REPUBLIKA.CO.ID, JAKARTA -- Presiden Joko Widodo mengingatkan agar semua Kementerian dan Lembaga (K/L) tidak melewatkan momentum perbaikan ekonomi yang tengah dirasakan Indonesia.
Indonesia saat ini sedang mendapat kepercayaan dari pihak internasional sebagai salah satu negara yang baik untuk prospek ekonomi ke depan. Kepercayaan ini harus bisa dimanfaatkan dengan memperbaiki kinerja guna menunjang pertumbuhan ekonomi. "Momentum tidak akan datang dua atau tiga kali. Ini momentumnya sudah ada di tangan," kata Joko Widodo dalam Sidang Kabinet, Selasa (29/8).

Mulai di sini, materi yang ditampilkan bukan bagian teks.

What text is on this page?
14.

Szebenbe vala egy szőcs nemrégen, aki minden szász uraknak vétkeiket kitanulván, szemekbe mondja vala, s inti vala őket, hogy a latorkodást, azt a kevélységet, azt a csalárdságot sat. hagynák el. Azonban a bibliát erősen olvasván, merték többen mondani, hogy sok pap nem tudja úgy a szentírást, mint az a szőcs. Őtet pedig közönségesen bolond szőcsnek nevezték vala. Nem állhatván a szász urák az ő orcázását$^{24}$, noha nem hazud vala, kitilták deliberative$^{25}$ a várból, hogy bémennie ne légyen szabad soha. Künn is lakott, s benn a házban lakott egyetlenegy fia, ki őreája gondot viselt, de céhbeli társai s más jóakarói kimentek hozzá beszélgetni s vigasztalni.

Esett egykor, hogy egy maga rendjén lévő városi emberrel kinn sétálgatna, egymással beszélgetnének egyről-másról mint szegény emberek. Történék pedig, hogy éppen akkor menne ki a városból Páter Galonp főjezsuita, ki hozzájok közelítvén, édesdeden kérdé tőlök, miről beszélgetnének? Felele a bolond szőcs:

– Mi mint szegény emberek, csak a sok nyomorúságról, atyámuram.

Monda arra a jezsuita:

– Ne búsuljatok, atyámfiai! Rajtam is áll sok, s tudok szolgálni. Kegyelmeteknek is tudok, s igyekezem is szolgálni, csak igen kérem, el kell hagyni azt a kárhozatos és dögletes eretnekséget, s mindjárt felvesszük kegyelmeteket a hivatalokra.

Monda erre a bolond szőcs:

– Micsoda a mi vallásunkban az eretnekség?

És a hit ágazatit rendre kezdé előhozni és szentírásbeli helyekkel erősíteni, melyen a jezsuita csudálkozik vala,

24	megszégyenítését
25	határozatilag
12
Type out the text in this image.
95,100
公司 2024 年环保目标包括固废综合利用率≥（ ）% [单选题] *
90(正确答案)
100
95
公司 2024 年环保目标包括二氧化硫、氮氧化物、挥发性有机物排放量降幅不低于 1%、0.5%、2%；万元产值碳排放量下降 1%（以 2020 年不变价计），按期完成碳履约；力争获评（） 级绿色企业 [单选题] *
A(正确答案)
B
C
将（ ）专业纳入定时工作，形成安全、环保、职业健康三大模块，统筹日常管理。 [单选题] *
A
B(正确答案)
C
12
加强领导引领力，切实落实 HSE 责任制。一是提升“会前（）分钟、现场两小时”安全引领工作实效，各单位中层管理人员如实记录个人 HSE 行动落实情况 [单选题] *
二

Joko Widodo (Jokowi) menuturkan, momentum perbaikan ini terlihat dari investment grade yang diberikan Fitch Rating, Moody's, dan Standard and Poor (SnP). Selain itu, Indonesia yang awalnya berada di posisi ke-8 sebagai negara tujuan investasi loncat menjadi ke-4.
Di dalam negeri, survei dari Gallup World Poll menempatkan Indonesia pada peringkat pertama sebagai negara yang pemerintahannya dipercaya oleh masyarakat mencapai 80 persen. Survei ini, lanjut Jokowi, bukan survei biasa. Ini memperlihatkan bahwa Indonesia sedang berada di jalur yang benar dalam perekonomian.
Di sisi lain, rendahnya inflasi yang berhasil dijaga di bawah empat persen harus bisa dimanfaatkan. Termasuk dengan penurunan suku bunga bank Indonesia (BI) yang berhasil ditekan hingga 4,5 persen. "Kalau kita biarkan lewat (momentum ini), kita tidak akan mendapatkan apa-apa. Jangan sampai ada yang enggak ngerti ada momentum ini," ujar Jokowi.
Menurut Jokowi, utamanya ke depan sektor investasi menjadi kunci penting dalam menggenjot pertumbuhan ekonomi. Melalui investasi akan tercipta lapangan kerja yang bisa dimanfaatkan masyarakat. Meski ekpor Indonesia semakin baik, tapi nilainya belum banyak karena perekonomian global yang belum juga stabil, sehingga tidak mungkin berharap pada ekspor komoditas.
Untuk itu, Jokowi meminta agar K/L bisa menyisir kembali peraturan-peraturan yang bisa menghambat pertumbuhan investasi. Jangan sampai peraturan yang ada membiarkan momentum pertumbuhan ekonomi yang ada justru sia-sia.